Ik kan mij voorstellen dat dit wel het geval kan zijn als er sprake is van zodanig ernstige feiten dat ook een A-status geweigerd zou mogen worden, maar zelfs dan raakt dit niet de inhoudelijke kant van de asielaanvraag.
Ik vind het volstrekt onjuist dat de zaak van cliënte is aangehouden in afwachting van een oordeel van de Nederlandse strafrechter. Dit raakt de inhoudelijke kant van de zaak niet. Het vormt geen enkele belemmering om de zaak van haar met deze van haar broer te vergelijken.
Het is ook onredelijk. Wat heeft zij met de strafzaak te maken? Cliënte zelf ervaart het als uitermate beledigend."
Achtergrond
1. Vreemdelingenwet
Artikel 15e, eerste lid (oud):
“Een beschikking omtrent de inwilliging van een aanvraag om toelating dient te worden gegeven binnen de bij of krachtens deze wet bepaalde termijn of, bij gebreke van zulk een termijn, binnen zes maanden na ontvangst van de aanvraag.”
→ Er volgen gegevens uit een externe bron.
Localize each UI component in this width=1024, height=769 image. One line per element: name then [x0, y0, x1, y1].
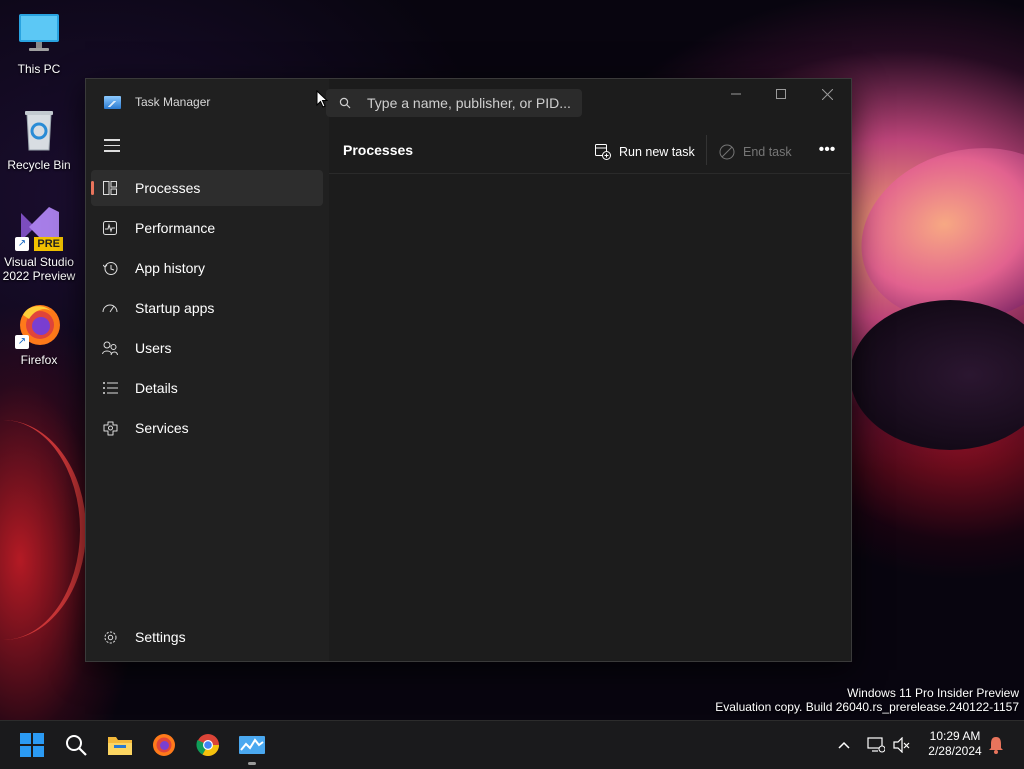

Gelet op de artikelen 25 en 42 van de Vreemdelingenwet 2000 dient zowel op de aanvraag tot het verlenen van een verblijfsvergunning regulier als op de aanvraag tot het verlenen van een verblijfsvergunning asiel binnen zes maanden te worden beslist.
2. Vreemdelingenbesluit
Artikel 3.56 van het Vreemdelingenbesluit 2000 heeft betrekking op de voorwaarden waaronder aan een alleenstaande minderjarige asielzoeker een verblijfsvergunning regulier voor bepaalde tijd kan worden verleend.
3. Algemene wet bestuursrecht
Artikel 3:2:
“Bij de voorbereiding van het besluit vergaart het bestuursorgaan de nodige kennis omtrent de relevante feiten en de af te wegen belangen.”